Удобно устроившись в кресле, Вика пила кофе. За окном мелькали живописные ландшафты: величественные панорамы гор, альпийские луга с изумрудной травой. На лугах паслись разомлевшие от солнца коровы, мелодично позвякивая огромными колокольчиками.
Проверка билетов — вежливо и с улыбкой. Контролер в темно-синей элегантной униформе весь сияет радушием. Извиняется, что потревожил.
Как все отличается от отечественного транспорта. Вике стало грустно. Она вспомнила наших контролеров: необъятных размеров тетенек, надвигающихся на тебя, как туча. Улыбки и извинения у них не в ходу.
А здесь — тотальное радушие. Откуда это? От сытости? От уверенности в завтрашнем дне? Если так, то у нас не скоро начнут улыбаться, мы еще не скоро уверуем в свое будущее.
На горизонте появилась Жемчужина Швейцарской Ривьеры.
— Наш поезд прибывает на станцию Монтре.
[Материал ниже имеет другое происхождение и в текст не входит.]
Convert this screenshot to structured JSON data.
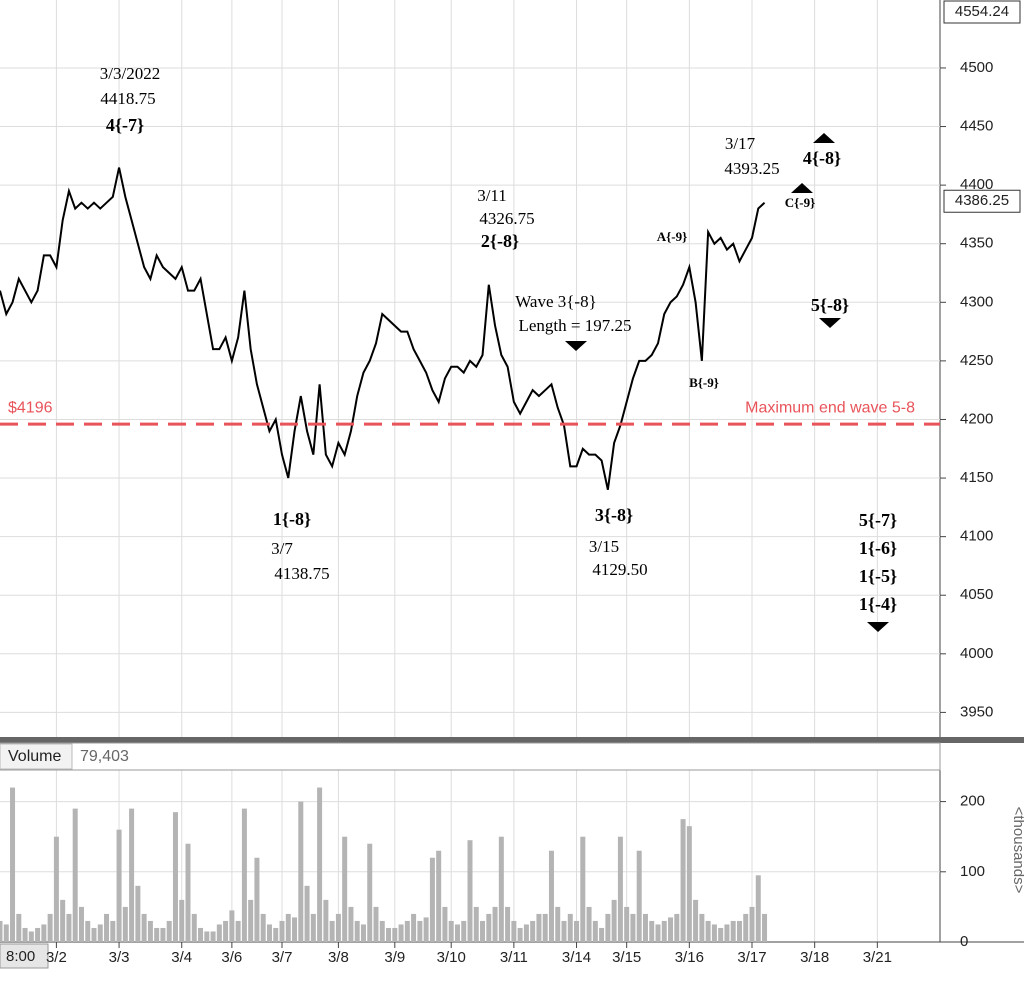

Мадам и месье, выходя, не забывайте свои вещи…
Монтре — элегантный, роскошный город, раскинувшийся на уступах горного склона, полностью закрытый альпийской грядой от холодных ветров. Туманы и дожди здесь редкость. Буйно цветут кипарисы, лавры, магнолии и миндаль. Шеренги пальм выстроились в ряд вдоль берега, за ними высятся снежные массивы гор. Гладь озера сверкает на солнце, гордо проплывают белоснежные лебеди. С криками, напоминающими плач младенца, чайки падают в воду.
Вика с интересом разглядывала публику. Кого здесь только нет! Японские туристы, увешанные аппаратурой: они и отдыхают, как работают, не теряя ни секунды. Просматривая достопримечательности, они стараются запечатлеть себя всюду.
В черных лапсердаках и черных кипах кучкуются евреи, обсуждая извечную проблему — еврейские деньги, похищенные нацистами и осевшие в швейцарских банках.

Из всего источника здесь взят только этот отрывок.